There's been a lot of attention given to the Obama Administration's will-they-or-won't-they handling of Chuck Hagel's nomination for secretary of defense, but nominating the two men at the same time, as Obama did Monday afternoon, may actually give Brennan some cover and ease his confirmation. He's also earned some praise from conservatives, and he doesn't have partisan baggage: "I'm neither Republican nor Democrat," he noted in 2010. "I've worked for the past five administrations."

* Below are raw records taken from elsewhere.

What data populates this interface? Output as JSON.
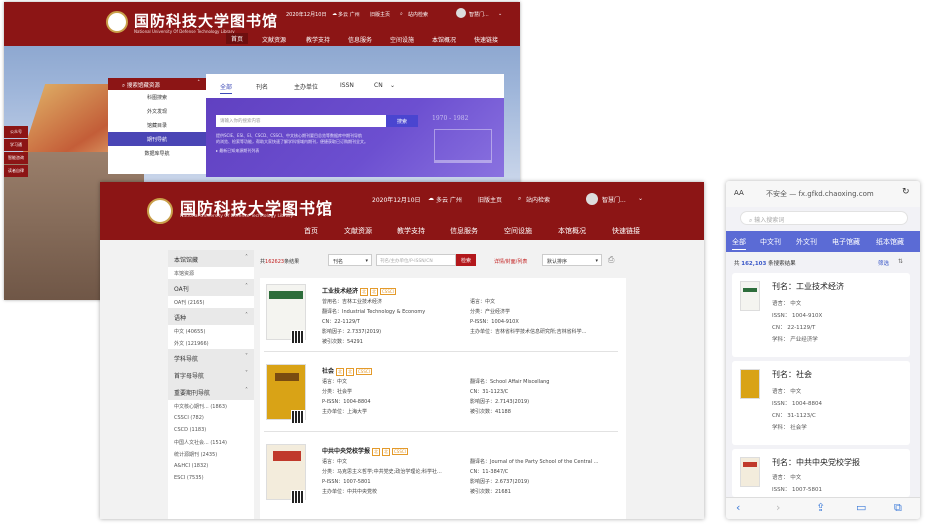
{
  "colors": {
    "brand": "#8c1515",
    "accent": "#4a45b5",
    "link": "#3b58c8",
    "highlight": "#c21d1d"
  },
  "back": {
    "logo_title": "国防科技大学图书馆",
    "logo_sub": "National University Of Defense Technology Library",
    "date": "2020年12月10日",
    "weather": "多云 广州",
    "old": "旧版主页",
    "search": "站内检索",
    "user": "智慧门...",
    "nav": [
      "首页",
      "文献资源",
      "教学支持",
      "信息服务",
      "空间设施",
      "本馆概况",
      "快速链接"
    ],
    "cat_header": "搜索馆藏资源",
    "cat_items": [
      "科图搜索",
      "外文发现",
      "馆藏目录",
      "期刊导航",
      "数据库导航"
    ],
    "tabs": [
      "全部",
      "刊名",
      "主办单位",
      "ISSN",
      "CN"
    ],
    "search_placeholder": "请输入你的搜索内容",
    "search_button": "搜索",
    "desc": "提供SCIE、ESI、EI、CSCD、CSSCI、中文核心期刊要目总览等数据库中期刊导航",
    "desc2": "的浏览、检索等功能，帮助大家快速了解学科领域内期刊，便捷获取已订购期刊全文。",
    "desc_link": "最新已知来源期刊列表",
    "year": "1970 - 1982",
    "side_items": [
      "公众号",
      "学习通",
      "智能咨询",
      "读者自律"
    ]
  },
  "main": {
    "logo_title": "国防科技大学图书馆",
    "logo_sub": "National University Of Defense Technology Library",
    "date": "2020年12月10日",
    "weather": "多云 广州",
    "old": "旧版主页",
    "search": "站内检索",
    "user": "智慧门...",
    "nav": [
      "首页",
      "文献资源",
      "教学支持",
      "信息服务",
      "空间设施",
      "本馆概况",
      "快速链接"
    ],
    "left": [
      {
        "h": "本馆馆藏",
        "items": [
          "本馆资源"
        ]
      },
      {
        "h": "OA刊",
        "items": [
          "OA刊 (2165)"
        ]
      },
      {
        "h": "语种",
        "items": [
          "中文 (40655)",
          "外文 (121966)"
        ]
      },
      {
        "h": "学科导航",
        "items": []
      },
      {
        "h": "首字母导航",
        "items": []
      },
      {
        "h": "重要期刊导航",
        "items": [
          "中文核心期刊... (1863)",
          "CSSCI (782)",
          "CSCD (1183)",
          "中国人文社会... (1514)",
          "统计源期刊 (2435)",
          "A&HCI (1832)",
          "ESCI (7535)"
        ]
      }
    ],
    "count_pre": "共",
    "count": "162623",
    "count_post": "条结果",
    "field": "刊名",
    "field_placeholder": "刊名/主办单位/P-ISSN/CN",
    "search_button": "检索",
    "view_label": "详情/封面/列表",
    "sort": "默认排序",
    "items": [
      {
        "title": "工业技术经济",
        "tags": [
          "北",
          "北",
          "CSSCI"
        ],
        "l": [
          "曾用名：吉林工业技术经济",
          "翻译名：Industrial Technology & Economy",
          "CN：22-1129/T",
          "影响因子：2.7337(2019)",
          "被引次数：54291"
        ],
        "r": [
          "语言：中文",
          "分类：产业经济学",
          "P-ISSN：1004-910X",
          "主办单位：吉林省科学技术信息研究所;吉林省科学..."
        ]
      },
      {
        "title": "社会",
        "tags": [
          "北",
          "北",
          "CSSCI"
        ],
        "l": [
          "语言：中文",
          "分类：社会学",
          "P-ISSN：1004-8804",
          "主办单位：上海大学"
        ],
        "r": [
          "翻译名：School Affair Miscellang",
          "CN：31-1123/C",
          "影响因子：2.7143(2019)",
          "被引次数：41188"
        ]
      },
      {
        "title": "中共中央党校学报",
        "tags": [
          "北",
          "北",
          "CSSCI"
        ],
        "l": [
          "语言：中文",
          "分类：马克思主义哲学;中共党史;政治学理论;科学社...",
          "P-ISSN：1007-5801",
          "主办单位：中共中央党校"
        ],
        "r": [
          "翻译名：Journal of the Party School of the Central ...",
          "CN：11-3847/C",
          "影响因子：2.6737(2019)",
          "被引次数：21681"
        ]
      }
    ]
  },
  "mobile": {
    "aa": "AA",
    "url": "不安全 — fx.gfkd.chaoxing.com",
    "reload": "↻",
    "search_placeholder": "输入搜索词",
    "tabs": [
      "全部",
      "中文刊",
      "外文刊",
      "电子馆藏",
      "纸本馆藏"
    ],
    "count_pre": "共",
    "count": "162,103",
    "count_post": "条搜索结果",
    "filter": "筛选",
    "cards": [
      {
        "title": "刊名：工业技术经济",
        "f": [
          "语言：  中文",
          "ISSN：  1004-910X",
          "CN：  22-1129/T",
          "学科：  产业经济学"
        ]
      },
      {
        "title": "刊名：社会",
        "f": [
          "语言：  中文",
          "ISSN：  1004-8804",
          "CN：  31-1123/C",
          "学科：  社会学"
        ]
      },
      {
        "title": "刊名：中共中央党校学报",
        "f": [
          "语言：  中文",
          "ISSN：  1007-5801"
        ]
      }
    ],
    "bottom": [
      "‹",
      "›",
      "⇪",
      "▭",
      "⧉"
    ]
  }
}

Still, don't expect the most ardent critics of either the drone program or the torture program to give Brennan anything resembling a free pass. My colleague Conor Friedersdorf has been one of the most consistent voices challenging Brennan for years, on matters ranging from how the administration speaks out of both sides of its mouth about drones, both bragging about them and insisting they are secret, to the reliance on imperfect technology, to the fact that strikes have been carried out both against U.S. citizens, forsaking constitutional due process, and also against targets the government can't even identify. In September Micah Zenko delivered a brutal indictment in Foreign Policy, noting seven claims Brennan has made that are at best overly optimistic and at worst blatantly untrue.

The torture questions will almost certainly resurface too. What did Brennan know, and when did he know it? It's still not entirely clear. On the other hand, Andrew Sullivan, who vociferously opposed a Brennan nomination four years ago, has changed his mind. But it's hard to imagine criticism of this sort derailing Brennan's nomination. Obama already deeply disappointed his civil-libertarian supporters in his first term, and Republicans (with occasional exceptions) have shown little interest in restraining the drone program. In announcing the Brennan nomination Monday, Obama praised him as "an advocate for greater transparency in our counterterrorism policy, and adherence to the rule of law." What his ultimate impact on those issues will be is perhaps too soon to tell.